La vieille croyance arrogante, condescendante et moralisatrice des médecins, et pas seulement des hygiénistes, La maladie est le salaire du péché, est devenue, en cette période de cinquième vague pandémique, une obsession morbide s’exprimant à la fois par une mantra scientiste, Les non vaccinés sont des égoïstes et des assassins, et par une fausse interrogation éthique, Faut-il soigner ces gens-là ?
Les nouveaux médecins éthiques affirment dans la foulée : nous avons le droit, voire le devoir, de nous poser la question et de donner des réponses mais, rassurez-vous, nous traiterons ces gens-là comme les autres.
Or, toute la littérature médicale indique le contraire : les préjugés perturbent la relation de soins. Il n’est qu’à lire et à écouter ce que racontent les personnes en surpoids, ce que racontent les usagers de substances addictives, les étrangers parlant mal français, les travailleurs manuels blessés ou les détenteurs de la CMU, et cetera…
Ce discours décomplexé, Faut-il traiter les non vaccinés ?, est devenu banal, normal, évident, frappé de bon sens, au point que s’en émouvoir fait passer les contradicteurs pour des naïfs, des moralisateurs ou des idéalistes.

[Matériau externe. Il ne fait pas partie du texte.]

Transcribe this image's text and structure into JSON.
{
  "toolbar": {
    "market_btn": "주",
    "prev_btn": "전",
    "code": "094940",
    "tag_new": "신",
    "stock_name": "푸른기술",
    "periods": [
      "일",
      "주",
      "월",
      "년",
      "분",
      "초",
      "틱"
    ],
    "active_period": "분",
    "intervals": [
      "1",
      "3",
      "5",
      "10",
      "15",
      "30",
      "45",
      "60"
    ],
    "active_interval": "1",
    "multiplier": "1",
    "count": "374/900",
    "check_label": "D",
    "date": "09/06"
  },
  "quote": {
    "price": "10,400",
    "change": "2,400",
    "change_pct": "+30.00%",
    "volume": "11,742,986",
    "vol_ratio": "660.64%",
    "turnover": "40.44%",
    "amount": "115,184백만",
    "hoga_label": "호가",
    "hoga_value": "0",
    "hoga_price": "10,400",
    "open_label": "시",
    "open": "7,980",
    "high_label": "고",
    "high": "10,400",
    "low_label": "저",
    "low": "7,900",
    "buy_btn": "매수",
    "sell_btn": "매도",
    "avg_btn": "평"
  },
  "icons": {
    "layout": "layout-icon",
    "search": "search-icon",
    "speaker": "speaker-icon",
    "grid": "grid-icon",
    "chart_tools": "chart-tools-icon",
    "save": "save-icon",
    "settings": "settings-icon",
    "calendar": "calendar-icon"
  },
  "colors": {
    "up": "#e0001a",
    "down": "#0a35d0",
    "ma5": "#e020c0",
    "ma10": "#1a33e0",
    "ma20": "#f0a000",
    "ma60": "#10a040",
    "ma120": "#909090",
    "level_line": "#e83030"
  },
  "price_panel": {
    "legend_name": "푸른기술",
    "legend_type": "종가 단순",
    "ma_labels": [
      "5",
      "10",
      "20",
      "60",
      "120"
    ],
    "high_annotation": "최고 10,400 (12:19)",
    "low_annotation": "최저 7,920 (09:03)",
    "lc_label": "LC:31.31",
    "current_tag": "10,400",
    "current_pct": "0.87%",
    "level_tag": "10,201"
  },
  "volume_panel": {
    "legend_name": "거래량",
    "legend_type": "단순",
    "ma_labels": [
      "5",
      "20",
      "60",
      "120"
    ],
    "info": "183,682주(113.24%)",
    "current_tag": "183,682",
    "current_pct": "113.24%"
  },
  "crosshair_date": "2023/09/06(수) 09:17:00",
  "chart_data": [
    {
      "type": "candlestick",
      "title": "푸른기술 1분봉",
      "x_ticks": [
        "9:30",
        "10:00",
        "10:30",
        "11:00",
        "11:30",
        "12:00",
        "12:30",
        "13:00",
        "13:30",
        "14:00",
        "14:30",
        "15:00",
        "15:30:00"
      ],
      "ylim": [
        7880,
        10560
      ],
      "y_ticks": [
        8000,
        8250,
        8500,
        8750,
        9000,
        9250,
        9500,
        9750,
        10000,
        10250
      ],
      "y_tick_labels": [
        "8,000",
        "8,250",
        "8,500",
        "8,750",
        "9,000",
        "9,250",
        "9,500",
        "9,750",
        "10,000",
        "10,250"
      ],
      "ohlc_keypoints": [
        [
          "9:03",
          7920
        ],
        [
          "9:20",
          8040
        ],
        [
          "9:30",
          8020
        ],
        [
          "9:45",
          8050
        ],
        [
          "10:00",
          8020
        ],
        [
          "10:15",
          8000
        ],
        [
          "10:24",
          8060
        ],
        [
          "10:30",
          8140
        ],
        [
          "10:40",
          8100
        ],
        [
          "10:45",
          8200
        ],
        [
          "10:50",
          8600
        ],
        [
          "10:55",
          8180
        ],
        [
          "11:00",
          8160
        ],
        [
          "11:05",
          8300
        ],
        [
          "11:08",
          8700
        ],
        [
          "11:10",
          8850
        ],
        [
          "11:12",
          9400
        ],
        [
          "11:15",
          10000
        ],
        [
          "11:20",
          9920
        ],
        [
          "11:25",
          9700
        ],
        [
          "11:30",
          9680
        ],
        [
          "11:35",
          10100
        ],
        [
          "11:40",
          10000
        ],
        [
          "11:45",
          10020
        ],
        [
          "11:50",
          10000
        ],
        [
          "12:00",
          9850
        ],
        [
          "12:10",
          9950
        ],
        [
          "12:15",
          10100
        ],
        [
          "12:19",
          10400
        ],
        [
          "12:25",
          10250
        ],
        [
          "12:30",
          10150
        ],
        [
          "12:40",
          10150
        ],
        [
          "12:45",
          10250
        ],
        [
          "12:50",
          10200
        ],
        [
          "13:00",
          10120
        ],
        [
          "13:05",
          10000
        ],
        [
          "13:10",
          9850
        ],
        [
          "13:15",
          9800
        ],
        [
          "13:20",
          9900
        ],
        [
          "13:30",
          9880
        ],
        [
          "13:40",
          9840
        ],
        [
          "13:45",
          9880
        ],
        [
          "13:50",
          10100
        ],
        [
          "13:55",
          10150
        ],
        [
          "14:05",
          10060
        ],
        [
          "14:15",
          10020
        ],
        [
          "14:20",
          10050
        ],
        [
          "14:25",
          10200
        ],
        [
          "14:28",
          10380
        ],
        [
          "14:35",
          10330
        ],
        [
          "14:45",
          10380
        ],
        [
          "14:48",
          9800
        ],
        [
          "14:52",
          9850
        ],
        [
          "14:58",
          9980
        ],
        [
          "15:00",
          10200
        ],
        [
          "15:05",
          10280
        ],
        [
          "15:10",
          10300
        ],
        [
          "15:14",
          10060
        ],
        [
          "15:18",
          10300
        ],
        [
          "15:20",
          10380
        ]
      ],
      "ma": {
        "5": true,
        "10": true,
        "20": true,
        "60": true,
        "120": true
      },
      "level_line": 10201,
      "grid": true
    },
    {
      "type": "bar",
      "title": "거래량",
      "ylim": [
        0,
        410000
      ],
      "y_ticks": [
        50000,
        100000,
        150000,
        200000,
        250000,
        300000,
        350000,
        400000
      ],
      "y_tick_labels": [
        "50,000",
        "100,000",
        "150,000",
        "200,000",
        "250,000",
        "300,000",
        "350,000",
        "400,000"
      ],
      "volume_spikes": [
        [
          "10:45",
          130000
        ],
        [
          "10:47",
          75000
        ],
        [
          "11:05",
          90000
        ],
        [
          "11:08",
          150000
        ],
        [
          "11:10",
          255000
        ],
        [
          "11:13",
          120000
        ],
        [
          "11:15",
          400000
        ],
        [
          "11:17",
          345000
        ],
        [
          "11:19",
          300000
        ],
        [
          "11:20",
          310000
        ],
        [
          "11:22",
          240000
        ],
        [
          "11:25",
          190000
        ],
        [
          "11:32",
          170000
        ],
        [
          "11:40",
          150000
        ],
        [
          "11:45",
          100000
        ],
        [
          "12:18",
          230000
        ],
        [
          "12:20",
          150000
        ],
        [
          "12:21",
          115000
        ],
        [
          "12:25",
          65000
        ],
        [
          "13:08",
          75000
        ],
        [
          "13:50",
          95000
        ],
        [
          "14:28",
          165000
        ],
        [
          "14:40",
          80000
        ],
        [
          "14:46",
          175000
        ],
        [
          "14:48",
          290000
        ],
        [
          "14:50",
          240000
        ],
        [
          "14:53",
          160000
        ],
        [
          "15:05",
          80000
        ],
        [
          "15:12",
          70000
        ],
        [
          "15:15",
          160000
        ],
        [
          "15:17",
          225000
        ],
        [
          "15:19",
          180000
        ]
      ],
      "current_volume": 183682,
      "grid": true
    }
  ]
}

La longueur de la crise, la fatigue, l’épuisement, la maladie elle-même qui a touché les soignants, peuvent expliquer cette exaspération et cette prise de parole énervée. Mais peuvent-elles l’excuser ?
Une autre hypothèse est celle-ci : au moment de cette cinquième vague qui met à mal la science, le pouvoir médical, la croyance dans le progrès indéfini du progrès, les vaccins pour lesquels l’efficacité s’épuise au bout de trois mois, il fallait trouver un coupable idéal, et c’est le non vacciné. Le non vacciné qui ne peut présenter son pass vaccinal ou, pire, le non vacciné qui présente le pass vaccinal de son voisin ou son faux pass vaccinal, voilà le bouc-émissaire, celui qui explique tous les maux de la santé publique française. Le non vacciné qui entraîne la multiplication des variants…
Il y a même des soignants et des non soignants qui proposent des hôpitaux dédiés aux non vaccinés où il n’y aurait ni réanimation, ni personnel qualifié, ni antibiotiques…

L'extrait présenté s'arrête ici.